Saturday, June 19, 2010

The One Ring

In playing Dungeons and Dragons Online, I have run into a dilemma. There is a series of dungeons that you must do one right after the other, each of which can take about 45 minutes depending on difficulty and how well your group performs. With three of these in a row, it is quite a time commitment to get through to the end. I was lucky, and got a good group on my first run through, allowing me to complete the entire series on the highest difficulty, thereby earning the best rewards. Now I am poised to level beyond that content, and seek new quests. But, I don't want to. Why not? Because I didn't get a Ring of Feathers.

The Ring of Feathers, when worn, causes you character to fall slowly, allowing you to steer better in midair and take no damage upon landing, regardless of the height you fell from. The advantages of this are obvious to a player, since there are a large number of places that require accurate jumping to get to and also one could then just leap down a wall at no risk instead of climbing. This ring is the only item in the game to grant this effect permanently while worn at level 1. Other rings with this effect exist, but the require very high levels and are randomly generated, meaning you have an equal chance to pull that as any other item from any given chest in the game. This is the only ring with no level requirement, and to have a set chest. Ergo, the ring is highly sought after, not just to use, but to sell.

The usual cost of one of these rings when buying from the player based market, is a staggering 1,200,000 gold pieces. In the many hours I have spent playing this character, I have only saved up 8,000 gold pieces.

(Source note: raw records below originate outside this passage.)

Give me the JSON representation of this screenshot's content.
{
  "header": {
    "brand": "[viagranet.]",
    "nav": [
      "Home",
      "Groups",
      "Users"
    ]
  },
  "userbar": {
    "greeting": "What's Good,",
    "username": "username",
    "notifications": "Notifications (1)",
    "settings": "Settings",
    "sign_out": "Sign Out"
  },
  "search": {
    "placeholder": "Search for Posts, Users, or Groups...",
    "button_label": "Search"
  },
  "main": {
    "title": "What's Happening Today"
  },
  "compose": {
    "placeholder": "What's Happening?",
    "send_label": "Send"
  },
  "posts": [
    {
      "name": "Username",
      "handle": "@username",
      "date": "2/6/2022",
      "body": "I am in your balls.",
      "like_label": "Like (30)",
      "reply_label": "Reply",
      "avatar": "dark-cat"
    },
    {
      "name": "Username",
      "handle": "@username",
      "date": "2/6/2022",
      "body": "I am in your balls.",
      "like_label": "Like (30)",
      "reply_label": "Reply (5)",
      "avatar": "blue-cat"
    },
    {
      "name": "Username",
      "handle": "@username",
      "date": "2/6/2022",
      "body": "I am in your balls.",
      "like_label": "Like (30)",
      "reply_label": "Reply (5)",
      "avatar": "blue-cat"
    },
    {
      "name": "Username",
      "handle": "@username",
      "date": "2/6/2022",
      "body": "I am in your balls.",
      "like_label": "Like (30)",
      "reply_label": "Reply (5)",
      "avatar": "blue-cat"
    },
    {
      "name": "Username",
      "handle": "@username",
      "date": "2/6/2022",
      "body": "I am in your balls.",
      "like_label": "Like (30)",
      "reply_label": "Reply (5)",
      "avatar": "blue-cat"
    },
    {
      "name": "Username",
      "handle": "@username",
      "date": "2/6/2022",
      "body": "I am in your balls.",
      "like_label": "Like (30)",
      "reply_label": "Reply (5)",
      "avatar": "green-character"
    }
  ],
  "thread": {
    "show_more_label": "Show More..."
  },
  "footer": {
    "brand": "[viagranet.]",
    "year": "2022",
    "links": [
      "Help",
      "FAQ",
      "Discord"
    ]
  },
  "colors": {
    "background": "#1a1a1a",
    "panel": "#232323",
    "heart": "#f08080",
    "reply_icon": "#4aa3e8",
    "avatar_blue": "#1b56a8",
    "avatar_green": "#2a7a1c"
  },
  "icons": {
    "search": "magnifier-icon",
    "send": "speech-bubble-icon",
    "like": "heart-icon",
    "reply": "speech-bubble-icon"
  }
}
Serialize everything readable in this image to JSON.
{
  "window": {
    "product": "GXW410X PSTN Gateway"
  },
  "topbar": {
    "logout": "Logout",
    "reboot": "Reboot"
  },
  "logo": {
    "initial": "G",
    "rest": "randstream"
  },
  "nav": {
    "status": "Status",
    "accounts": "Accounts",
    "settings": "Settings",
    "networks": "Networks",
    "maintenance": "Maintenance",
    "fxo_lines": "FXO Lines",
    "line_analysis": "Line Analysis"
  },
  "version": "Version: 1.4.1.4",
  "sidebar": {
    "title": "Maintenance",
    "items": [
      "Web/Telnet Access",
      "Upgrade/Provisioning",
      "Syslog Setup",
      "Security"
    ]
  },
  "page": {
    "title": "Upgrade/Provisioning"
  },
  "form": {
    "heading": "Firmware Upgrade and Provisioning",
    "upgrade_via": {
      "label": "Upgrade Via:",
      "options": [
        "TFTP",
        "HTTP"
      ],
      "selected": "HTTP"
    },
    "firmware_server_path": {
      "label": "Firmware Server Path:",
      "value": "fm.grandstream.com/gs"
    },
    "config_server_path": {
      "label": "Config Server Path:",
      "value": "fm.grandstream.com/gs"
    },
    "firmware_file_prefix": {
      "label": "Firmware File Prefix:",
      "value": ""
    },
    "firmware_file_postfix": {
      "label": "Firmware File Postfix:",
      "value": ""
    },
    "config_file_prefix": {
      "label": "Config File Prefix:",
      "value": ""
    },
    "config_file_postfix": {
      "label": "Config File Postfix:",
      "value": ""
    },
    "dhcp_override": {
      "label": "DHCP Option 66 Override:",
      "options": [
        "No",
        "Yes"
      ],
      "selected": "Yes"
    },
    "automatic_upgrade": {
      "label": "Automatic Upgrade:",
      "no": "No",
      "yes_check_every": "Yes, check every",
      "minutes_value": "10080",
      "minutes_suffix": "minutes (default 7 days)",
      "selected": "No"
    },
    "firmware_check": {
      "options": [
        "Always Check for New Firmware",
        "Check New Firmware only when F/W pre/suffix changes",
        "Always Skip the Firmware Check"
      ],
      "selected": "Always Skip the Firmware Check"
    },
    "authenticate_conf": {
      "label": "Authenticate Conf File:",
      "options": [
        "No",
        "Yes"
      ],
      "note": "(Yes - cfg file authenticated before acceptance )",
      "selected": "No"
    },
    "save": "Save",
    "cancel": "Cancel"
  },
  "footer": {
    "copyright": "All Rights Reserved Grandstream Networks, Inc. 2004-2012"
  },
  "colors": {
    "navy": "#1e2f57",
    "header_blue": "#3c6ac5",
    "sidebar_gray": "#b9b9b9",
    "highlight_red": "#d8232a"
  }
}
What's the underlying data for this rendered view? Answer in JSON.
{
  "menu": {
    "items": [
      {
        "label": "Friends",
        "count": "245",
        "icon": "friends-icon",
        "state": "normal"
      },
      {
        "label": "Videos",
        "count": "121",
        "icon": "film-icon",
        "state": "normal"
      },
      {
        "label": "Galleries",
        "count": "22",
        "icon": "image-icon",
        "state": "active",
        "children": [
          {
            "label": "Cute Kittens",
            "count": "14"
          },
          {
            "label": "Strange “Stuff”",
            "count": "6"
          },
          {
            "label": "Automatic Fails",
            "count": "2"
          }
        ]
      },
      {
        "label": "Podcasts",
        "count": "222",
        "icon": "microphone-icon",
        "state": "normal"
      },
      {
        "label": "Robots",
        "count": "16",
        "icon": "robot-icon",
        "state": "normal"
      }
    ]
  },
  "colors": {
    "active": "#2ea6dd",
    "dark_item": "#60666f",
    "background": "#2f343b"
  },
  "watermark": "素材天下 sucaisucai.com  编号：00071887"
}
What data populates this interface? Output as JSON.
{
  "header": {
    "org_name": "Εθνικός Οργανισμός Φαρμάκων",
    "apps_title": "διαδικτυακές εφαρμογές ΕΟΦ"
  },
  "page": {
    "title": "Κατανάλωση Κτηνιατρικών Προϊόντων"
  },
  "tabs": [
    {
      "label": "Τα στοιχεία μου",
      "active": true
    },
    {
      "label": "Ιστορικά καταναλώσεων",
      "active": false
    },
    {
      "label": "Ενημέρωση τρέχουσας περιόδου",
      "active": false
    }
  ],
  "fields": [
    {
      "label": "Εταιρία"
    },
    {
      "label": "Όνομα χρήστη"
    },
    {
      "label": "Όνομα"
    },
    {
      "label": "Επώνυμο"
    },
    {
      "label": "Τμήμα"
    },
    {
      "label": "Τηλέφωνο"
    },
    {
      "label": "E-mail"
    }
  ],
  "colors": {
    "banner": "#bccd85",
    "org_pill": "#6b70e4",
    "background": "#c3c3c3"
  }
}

So, you either have the choice to farm up 1,200,000 gold, or rerun this quest series over and over until you get the ring. That's about two hours worth of questing for a CHANCE to find this ring (in of course the very last chest). I can't even fathom how long it would take to get a hold of 1,200,000 gold.

And then, the player has a final choice, don't get the stupid ring.

There are many rings with much more useful effects for many characters. There are plenty of easily obtainable items that provide the effect temporarily with limited uses, which would leave you a free ring slot. There is only one place where the ring is frequently considered required, a dungeon properly named The Pit.

Yet, despite this, when the ring goes up on the market, it is usually sold in a matter of hours, if not minutes.

I have seen full groups of level 20's (the quest is level 4-7) blast through the quest line over and over until they get one.

I have heard people cry (literally) over the voice chat when the ring doesn't drop for them.

I have run this series about 8 times over multiple characters, I have never seen this ring drop for anyone.

The last group I was in for this spent most of the time discussing addiction to games, how you could spend that time raising a family, how people in Everquest 1 died from playing instead of eating, and yet: this was their third run that day.

Speaking of addiction, this is where it comes from. Highly sought after rewards that never appear in that chest. Without rare drops, there would be no prestige to owning a piece of gear. There would be no one better than anyone else. So we have to have rare rewards to give players something to strive for, otherwise there's no sense of achieving anything. But, there still needs to be ways to reward the player with a sense of accomplishment that doesn't drag on for hours. You might think at first that this is exactly what keeps people playing MMOs, and you'd be right. But I've also seen so many people leave because they realize that these games are nothing but a massive time sink.

We need to improve the Rewards VS Time ratio. It'll let people move on through you game, and stop them from losing interest. A possible solution to my particular example? Give the ring a descent chance to drop (say 30%) but change it so that it cannot be traded. You want your ring? Go get it yourself.

Now, if you'll excuse me, I've got a ring to hunt.

My... Precioussssss....

1 comment:

  1. Mmmmmm.... Massive time-sink, yes, my pretty. More involving than tv, it is, though less creative than some things other. Of balance such a life is lacking, but mayhap it be less emptifying than a normal life of sitcoms and sports-watching.